According to the Journal Sentinel, Patterson’s parents moved to another house once Patterson and his brother got older. The siblings, however, continued to use the Gordon home.
“We had some problems with them when they were teenagers—we caught them siphoning gas,” one neighbor, Daphne Ronning, told the newspaper. “My husband talked with them and there was never anything else.”
Patterson is one of the few neighbors who live year-round in Eau Claire Acres, which is sparsely populated in the winter, Forrest Nutter said.
Meanwhile, Kristin Kasinskas, a teacher who lives on Eau Claire Acres Circle, told the Minneapolis Star Tribune that Jeanne Nutter frantically knocked on her door after finding Jayme.

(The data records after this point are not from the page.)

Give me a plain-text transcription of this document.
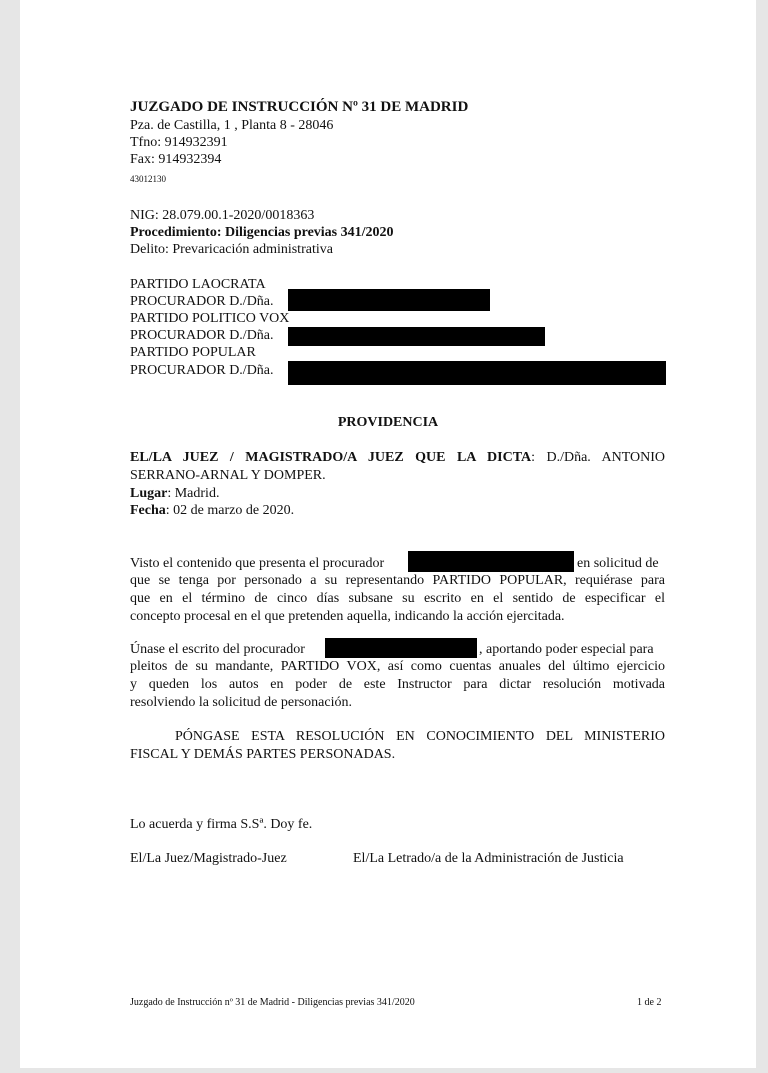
JUZGADO DE INSTRUCCIÓN Nº 31 DE MADRID
Pza. de Castilla, 1 , Planta 8 - 28046
Tfno: 914932391
Fax: 914932394
43012130
NIG: 28.079.00.1-2020/0018363
Procedimiento: Diligencias previas 341/2020
Delito: Prevaricación administrativa
PARTIDO LAOCRATA
PROCURADOR D./Dña.
PARTIDO POLITICO VOX
PROCURADOR D./Dña.
PARTIDO POPULAR
PROCURADOR D./Dña.
PROVIDENCIA
EL/LA JUEZ / MAGISTRADO/A JUEZ QUE LA DICTA: D./Dña. ANTONIO
SERRANO-ARNAL Y DOMPER.
Lugar: Madrid.
Fecha: 02 de marzo de 2020.
Visto el contenido que presenta el procurador	en solicitud de
que se tenga por personado a su representando PARTIDO POPULAR, requiérase para
que en el término de cinco días subsane su escrito en el sentido de especificar el
concepto procesal en el que pretenden aquella, indicando la acción ejercitada.
Únase el escrito del procurador	, aportando poder especial para
pleitos de su mandante, PARTIDO VOX, así como cuentas anuales del último ejercicio
y queden los autos en poder de este Instructor para dictar resolución motivada
resolviendo la solicitud de personación.
PÓNGASE ESTA RESOLUCIÓN EN CONOCIMIENTO DEL MINISTERIO
FISCAL Y DEMÁS PARTES PERSONADAS.
Lo acuerda y firma S.Sª. Doy fe.
El/La Juez/Magistrado-Juez	El/La Letrado/a de la Administración de Justicia
Juzgado de Instrucción nº 31 de Madrid - Diligencias previas 341/2020	1 de 2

Kasinskas said Jayme was skinny and dirty with matted hair, and wearing shoes that were too big for her feet. The girl told Kasinskas and her husband, Peter, that she didn’t know where she was or anything about Gordon, Wisconsin.
“I honestly still think I’m dreaming right now. It was like I was seeing a ghost,” Peter Kasinskas told the Star Tribune. “It was scary and awesome at the same time. My jaw just went to the floor.”
Closs’ family never gave up hope of finding Jayme.
Jayme’s aunt, Jennifer Smith, cried tears of joy when the sheriff told her Jayme was found. The happy news followed the false alarm the family received hours earlier. “They say she’s doing good. She’s talking and she’s resting right now. She’s exhausted,” Smith told KSTP of her niece.
“I’m just going to tell her how much I love her and missed her, and give her the biggest hug ever, and that we’re all here for her,” Smith added.
“We said we’d never give up, and we didn’t. And now we got her.”